Una llamada anónima había informado del emplazamiento de la víctima. El informador podía ser un vagabundo, tal vez un testigo de los hechos. Cristina le pedirá a un agente de la brigada de homicidios que interrogue a los mendigos de la zona, aunque duda, por experiencias anteriores, de que ninguno se avenga a colaborar con la policía.

La Policía Científica ha descubierto varias huellas junto al cadáver, aunque la inspectora intuye que ninguna de ellas la conducirá hasta el asesino. Probablemente se trate de un ajuste de cuentas. Con excepción del dedo amputado, la víctima no muestra señales de violencia. El hecho de que no hubiese forcejeado indicaba que albergaba cierta esperanza de permanecer con vida; o su voluntad de no ser torturado durante más tiempo, una posibilidad que la amputación del dedo volvía verosímil.

El orificio de bala en la nuca está enmarcado por un pequeño cerco negruzco. La ausencia de un orificio de salida sugiere que el proyectil ha quedado incrustado en el cráneo. Tendrá que esperar a la autopsia para conocer el tipo de arma y la munición utilizada.

La existencia de un solo orificio en la nuca, y el hecho de que el muerto esté tumbado boca abajo, explica la escasez de sangre alrededor del cadáver. Es posible que el hombre haya sido asesinado en otro lugar y su dedo amputado post mortem, como una suerte de trofeo. Un cadáver con un corazón muerto sangraba mucho menos que una persona viva.

Si el homicidio había sido cometido en otro lugar, ¿por qué habían transportado el cadáver hasta ese almacén? Habría sido mucho más fácil meterlo en un saco lleno de piedras y lanzarlo al fondo de un canal.

La inspectora se pone unos guantes de látex para examinar la chaqueta de la víctima. En sus bolsillos no hay ninguna documentación. Quizás haya sido sustraída por el asesino, a fin de dificultar su identificación, o robada por la persona que informó a la policía.
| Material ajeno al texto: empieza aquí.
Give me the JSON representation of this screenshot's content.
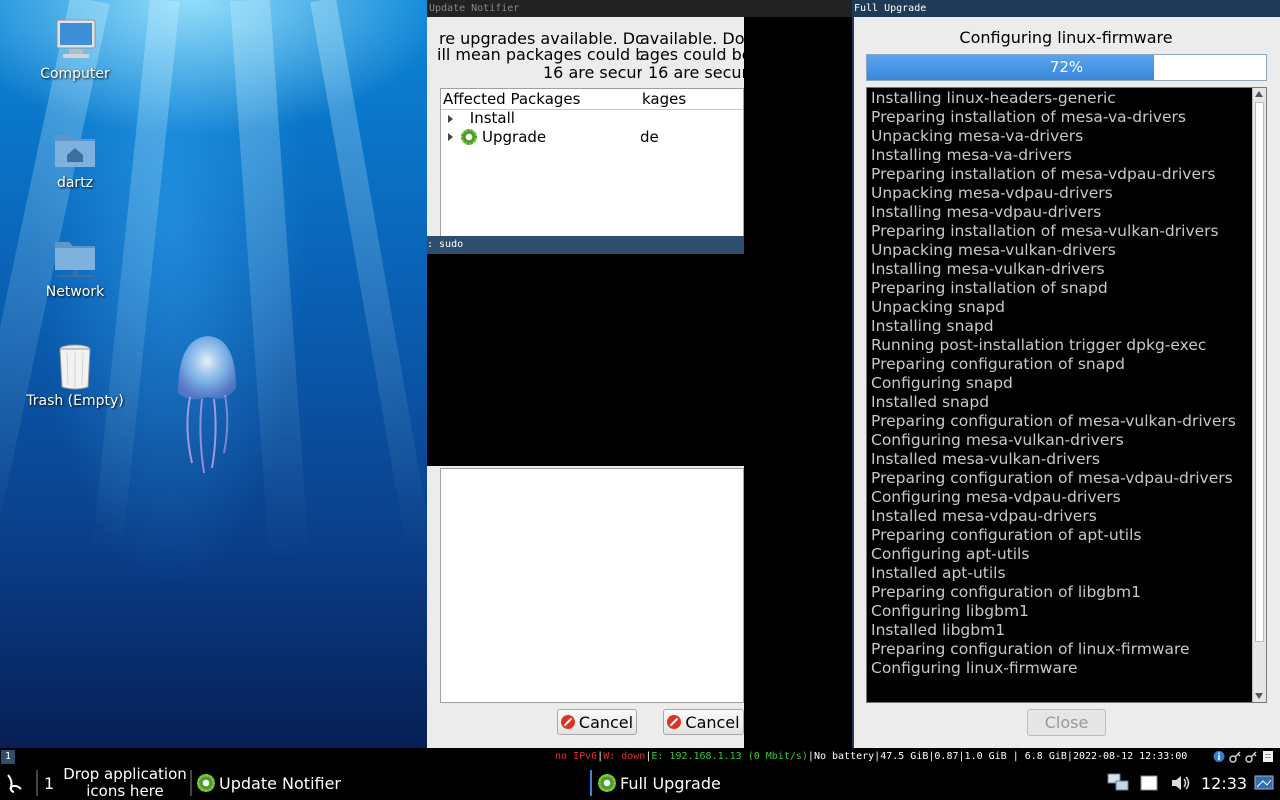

En los bolsillos del pantalón hay unas pastillas mentoladas, un pequeño cilindro metálico, plateado y sin ninguna inscripción en su superficie, y el tique de un aparcamiento. La inspectora palpa todos los bolsillos de la víctima, pero no encuentra en ninguno de ellos las llaves de un coche.

Levanta la tapa del cilindro con una uña y lo inclina sobre la palma de la mano. Cuatro piedras traslúcidas del tamaño de ojos de gorrión caen rodando sobre ella. ¿Eran diamantes? Esa eventualidad permitiría excluir el robo como móvil del asesinato y privilegiar la hipótesis de un ajuste de cuentas. Aun así, algo no encajaba. ¿Por qué no se había llevado las gemas el asesino?

La inspectora observa las piedras con gesto reflexivo, como un jardinero que hubiese encontrado una orquídea en un estercolero. A continuación, devuelve las gemas al cilindro y lo cierra cuidadosamente.

El tique encontrado en el bolsillo de la víctima pertenece al aparcamiento de Waterlooplein, situado a poca distancia de Hendrikkade. La impresión electrónica indica que el vehículo hizo su entrada a las 10:02 a. m., unas horas antes, y la ausencia de una segunda impresión sugiere que sigue allí.